Hiver 2006. Au Sénégal, c'est l'hivernage
Martine et moi, nous arrivons à notre destination. Au sortir de l'aéroport, le sol transpire de cette légère brume humide en suspension et de cette odeur tellement particulière qu'on ne sent qu'en terre africaine.
Le car nous emmène à 80 km de là. Nous longeons la petite côte, par la seule route praticable. A gauche, la brousse, les baobabs, les flamboyants, parfois un troupeau de zébus, à droite l'océan que nous perdons de temps en temps de vue, lors de la traversée des villages qui, pour certains, fourmillent d'une foule multicolore, de véhicules datant d'un autre age, de chèvres, d'étals de bananes, de pastèques, d'arachides, de bassines de toutes les couleurs, de montagnes de pneus usagés, de monticules d'objets hétéroclites qui ont, malgré leur fin de vie évidente, une nouvelle utilité, connue des plus habiles qui les achètent.
Nous arrivons la nuit tombée. Nous devinons plus que nous ne voyons, la forêt dense d'épicéas, d'eucalyptus, d'acacias, qui nous entoure. Oasis de 140 hectares, entre brousse et océan.
Après une collation et un léger diner, nous rejoignons chacune notre case. Confortable mais simple.
Au matin, petit déjeuner, en compagnie des merles métalliques, et des tisserins qui viennent chaparder des miettes sur la table.
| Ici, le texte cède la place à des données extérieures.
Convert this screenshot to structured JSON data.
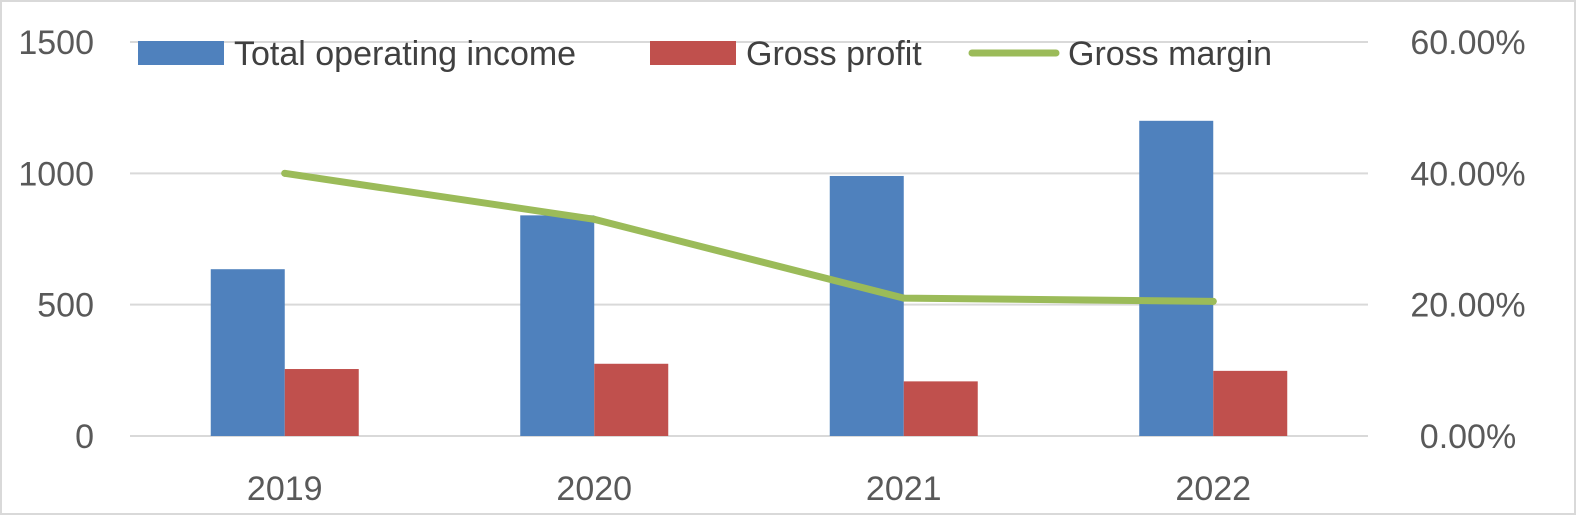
{
  "chart_data": {
    "type": "bar",
    "title": "",
    "categories": [
      "2019",
      "2020",
      "2021",
      "2022"
    ],
    "series": [
      {
        "name": "Total operating income",
        "type": "bar",
        "axis": "left",
        "color": "#4f81bd",
        "values": [
          635,
          840,
          990,
          1200
        ]
      },
      {
        "name": "Gross profit",
        "type": "bar",
        "axis": "left",
        "color": "#c0504d",
        "values": [
          255,
          275,
          208,
          248
        ]
      },
      {
        "name": "Gross margin",
        "type": "line",
        "axis": "right",
        "color": "#9bbb59",
        "values": [
          0.4,
          0.33,
          0.21,
          0.205
        ]
      }
    ],
    "y_left": {
      "min": 0,
      "max": 1500,
      "ticks": [
        "0",
        "500",
        "1000",
        "1500"
      ]
    },
    "y_right": {
      "min": 0,
      "max": 0.6,
      "ticks": [
        "0.00%",
        "20.00%",
        "40.00%",
        "60.00%"
      ]
    },
    "grid": true,
    "legend_position": "top"
  }
}
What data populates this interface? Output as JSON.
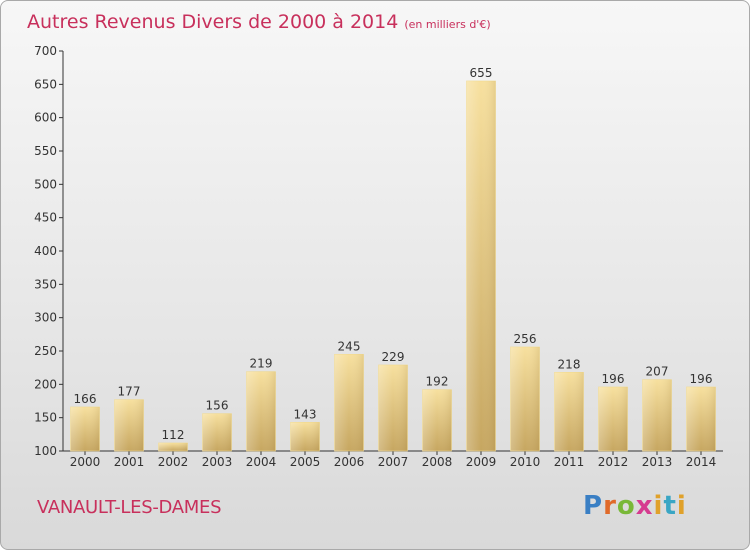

" Martine ? Tu es prête ? Ok, en route pour Mballing. "
Mballing. Nous sommes subitement sur une autre planète. Après les moultes congratulations, les vives démonstrations de la joie des villageois à nous revoir, nous décidons de sillonner le village, d'aller saluer telle ou telle famille connue ou pas de nous.
Arrivées à proximité d'une case ou semblait régner un peu d'agitation, une femme, un grand sourire aux lèvres, nous fait signe, à grands gestes, d'entrer. Nous approchons de l'entrée, quelque peu intriguées et aussi un peu gênées de venir troubler ce qui semblait être un petit regroupement de femmes. On nous pousse presque à entrer. Nous entrons.
Tout d'abord, il nous faut quelques secondes pour nous habituer au sombre de la case, nos yeux ayant été exposés à la forte lumière extérieure. Il règne une forte chaleur. Nous apercevons des femmes debout, une femme assise au bord d'un lit, et sur le lit, une sorte de petite coque couverte d'un voile. La femme assise sur le lit rayonne, mais semble épuisée. Quelqu'un nous traduit : "vous voyez, là sur le lit, dans le petit berceau, il y a Sokna N'déyé, elle est née il y a seulement quatre jours, c'est une petite prématurée, sa maman a accouché à 7 mois de grossesse, vous voulez la voir ?"
Martine et moi échangeons un regard et nos yeux se scotchent sur la petite coquille. La maman sort le bébé de son minuscule berceau de fortune, avec mille précautions. A ce moment, elle nous tourne le dos, à genoux sur le lit. Elle se retourne doucement, la minuscule petite chose qui tient dans ses deux mains jointes. Elle la pose sur un tissu fleuri sur ses genoux. Et là, nous écarquillons nos yeux ! La première chose que nous voyons : des feuilles, puis la minuscule tête, ses petits bras comme des brindilles, ses minuscules mains. Le bébé est enveloppé dans des feuilles ! Notre traducteur lit à la fois notre grande surprise et notre émotion sur nos visages.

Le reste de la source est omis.